当那大儒,念出“向之所欣,俯仰之间,已为陈迹,犹不能不以之兴怀”时,整个水榭,雅雀无声。
所有人都像是被施了定身法,一个个呆立当场,脸上写满了难以言喻的震撼。
那是一种怎样的感觉?
就好像你本来是去看一场热闹的烟花秀,结果天上突然降下了一轮灼灼烈日!
烟花再绚烂,在太阳的光辉面前,也变得黯淡无光,不值一提。
周文举笔下的书法,无疑是神品,是足以让无数书法家汗颜的杰作。
但周文举口中的这篇文章,更是超越了时代,超越了文体,直指人心和生命本源的千古绝唱!
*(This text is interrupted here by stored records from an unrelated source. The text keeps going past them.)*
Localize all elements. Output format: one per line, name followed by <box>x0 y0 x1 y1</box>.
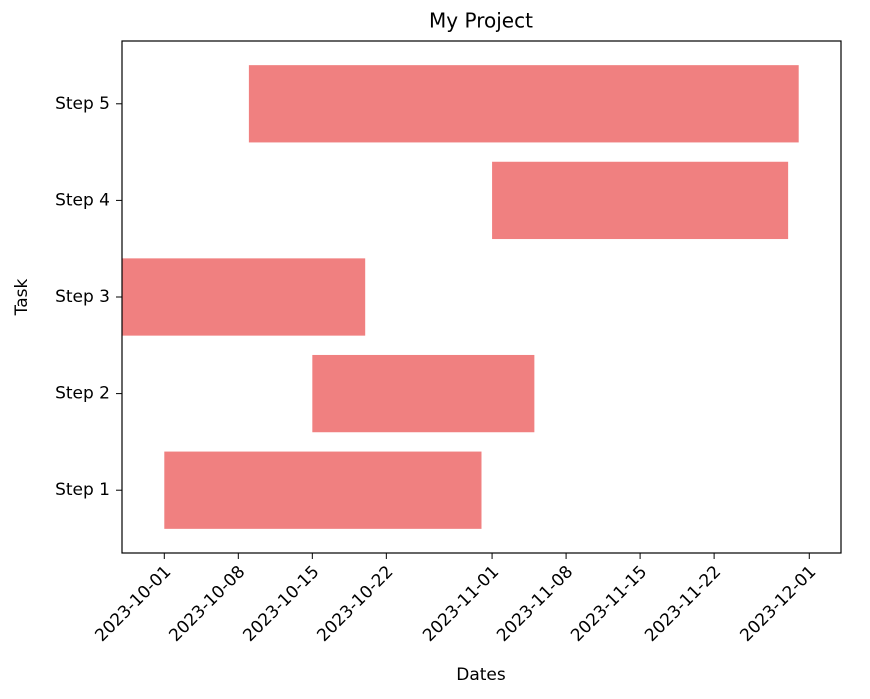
x-tick-label: 2023-11-08 <box>493 562 577 646</box>
plot-area <box>122 65 799 529</box>
x-tick-label: 2023-10-08 <box>165 562 249 646</box>
y-tick-label: Step 1 <box>55 480 110 500</box>
chart-title: My Project <box>429 9 533 33</box>
bar <box>122 258 366 336</box>
x-tick-label: 2023-10-22 <box>313 562 397 646</box>
y-tick-label: Step 5 <box>55 94 110 114</box>
y-axis-label: Task <box>12 279 32 317</box>
bar <box>164 451 482 529</box>
x-tick-label: 2023-12-01 <box>736 562 820 646</box>
y-tick-label: Step 2 <box>55 384 110 404</box>
bar <box>312 354 535 433</box>
x-tick-label: 2023-11-22 <box>641 562 725 646</box>
x-tick-label: 2023-11-01 <box>419 562 503 646</box>
y-tick-label: Step 4 <box>55 190 110 210</box>
y-tick-label: Step 3 <box>55 287 110 307</box>
x-tick-label: 2023-10-01 <box>91 562 175 646</box>
x-tick-label: 2023-10-15 <box>239 562 323 646</box>
x-axis-label: Dates <box>456 665 506 685</box>
bar <box>492 161 789 240</box>
x-tick-label: 2023-11-15 <box>567 562 651 646</box>
bar <box>248 65 799 143</box>
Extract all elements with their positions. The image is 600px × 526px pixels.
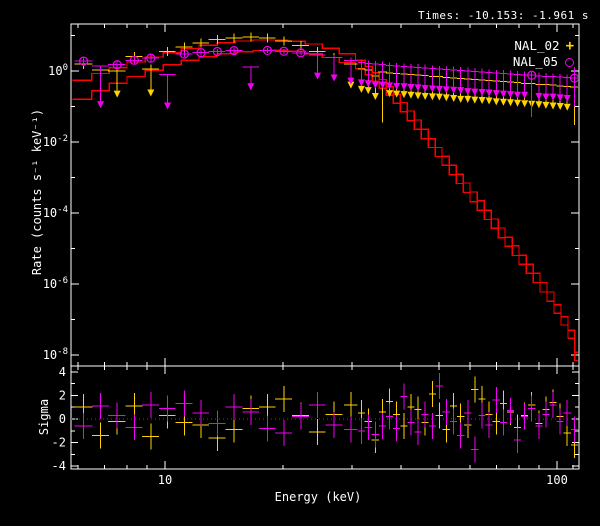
legend: NAL_02 + NAL_05 — [513, 38, 574, 70]
sigma-series-nal_02 — [74, 376, 578, 458]
svg-text:10-6: 10-6 — [43, 276, 68, 291]
svg-text:10-4: 10-4 — [43, 205, 68, 220]
legend-item-nal02: NAL_02 + — [513, 38, 574, 54]
plus-marker-icon: + — [565, 38, 574, 54]
legend-item-nal05: NAL_05 — [513, 54, 574, 70]
model-histogram-nal02 — [72, 39, 578, 353]
tick-labels: 10 100 100 10-2 10-4 10-6 10-8 4 2 0 -2 -4 — [43, 63, 568, 487]
legend-label-nal02: NAL_02 — [514, 38, 560, 53]
svg-text:4: 4 — [59, 365, 66, 379]
series-nal_05 — [74, 45, 578, 118]
legend-label-nal05: NAL_05 — [512, 54, 558, 69]
svg-text:-2: -2 — [52, 436, 66, 450]
sigma-series-nal_05 — [74, 372, 578, 463]
svg-text:10-2: 10-2 — [43, 134, 68, 149]
sigma-axis-label: Sigma — [37, 398, 51, 436]
rate-axis-label: Rate (counts s⁻¹ keV⁻¹) — [30, 108, 44, 276]
svg-text:0: 0 — [59, 412, 66, 426]
svg-text:100: 100 — [546, 473, 568, 487]
axis-ticks — [71, 24, 579, 469]
circle-marker-icon — [565, 58, 574, 67]
energy-axis-label: Energy (keV) — [274, 490, 362, 504]
panel-frames — [70, 23, 580, 470]
time-interval-label: Times: -10.153: -1.961 s — [418, 9, 589, 22]
svg-text:-4: -4 — [52, 459, 66, 473]
model-histogram-nal05 — [72, 49, 578, 362]
svg-text:10-8: 10-8 — [43, 347, 68, 362]
svg-text:10: 10 — [158, 473, 172, 487]
svg-text:100: 100 — [48, 63, 68, 78]
svg-text:2: 2 — [59, 388, 66, 402]
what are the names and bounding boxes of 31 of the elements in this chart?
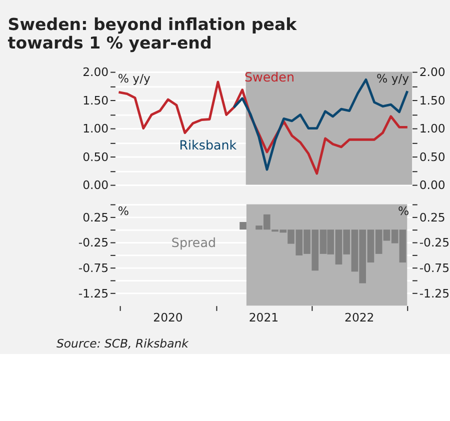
x-tick-label: 2020 bbox=[153, 310, 183, 325]
y2-axis-title: % y/y bbox=[376, 72, 410, 86]
y2-tick-label: 1.00 bbox=[419, 122, 446, 136]
y-tick-label: 2.00 bbox=[82, 65, 109, 80]
y2-tick-label: 0.25 bbox=[419, 210, 446, 224]
y-axis-title: % y/y bbox=[118, 72, 150, 86]
series-label: Spread bbox=[171, 235, 216, 250]
y-tick-label: -0.75 bbox=[78, 260, 109, 275]
y-tick-label: 0.50 bbox=[82, 150, 109, 164]
y-tick-label: -1.25 bbox=[78, 286, 109, 300]
y2-tick-label: 0.00 bbox=[419, 178, 446, 192]
chart-title: Sweden: beyond inflation peak towards 1 % year-end bbox=[8, 14, 298, 52]
series-label: Riksbank bbox=[179, 138, 238, 153]
y2-tick-label: 0.50 bbox=[419, 150, 446, 164]
y2-tick-label: -0.25 bbox=[419, 236, 450, 250]
x-tick-label: 2021 bbox=[248, 310, 279, 325]
source-note: Source: SCB, Riksbank bbox=[56, 336, 190, 350]
bar bbox=[240, 222, 246, 230]
y2-axis-title: % bbox=[398, 204, 410, 218]
y2-tick-label: 1.50 bbox=[419, 93, 446, 108]
y-tick-label: 0.00 bbox=[82, 178, 109, 192]
y-axis-title: % bbox=[118, 204, 129, 218]
y-tick-label: 1.00 bbox=[82, 122, 109, 136]
x-tick-label: 2022 bbox=[344, 310, 374, 325]
y-tick-label: 1.50 bbox=[82, 93, 109, 108]
y2-tick-label: 2.00 bbox=[419, 65, 446, 80]
y2-tick-label: -1.25 bbox=[419, 286, 450, 300]
y2-tick-label: -0.75 bbox=[419, 260, 450, 275]
y-tick-label: 0.25 bbox=[82, 210, 109, 224]
series-label: Sweden bbox=[244, 70, 294, 85]
y-tick-label: -0.25 bbox=[78, 236, 109, 250]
“况修短随化,终期于尽。古人云:‘死生亦大矣。’岂不痛哉!”
当“死生亦大矣”这五个字,从一个六岁孩童的口中,用一种带着淡淡悲悯的语气念出来时,在场所有人的心,都被狠狠地刺痛了。
在座的,大多是年过半百的文人雅士,他们读过无数圣贤书,写过无数文章,自以为早已看透了人生。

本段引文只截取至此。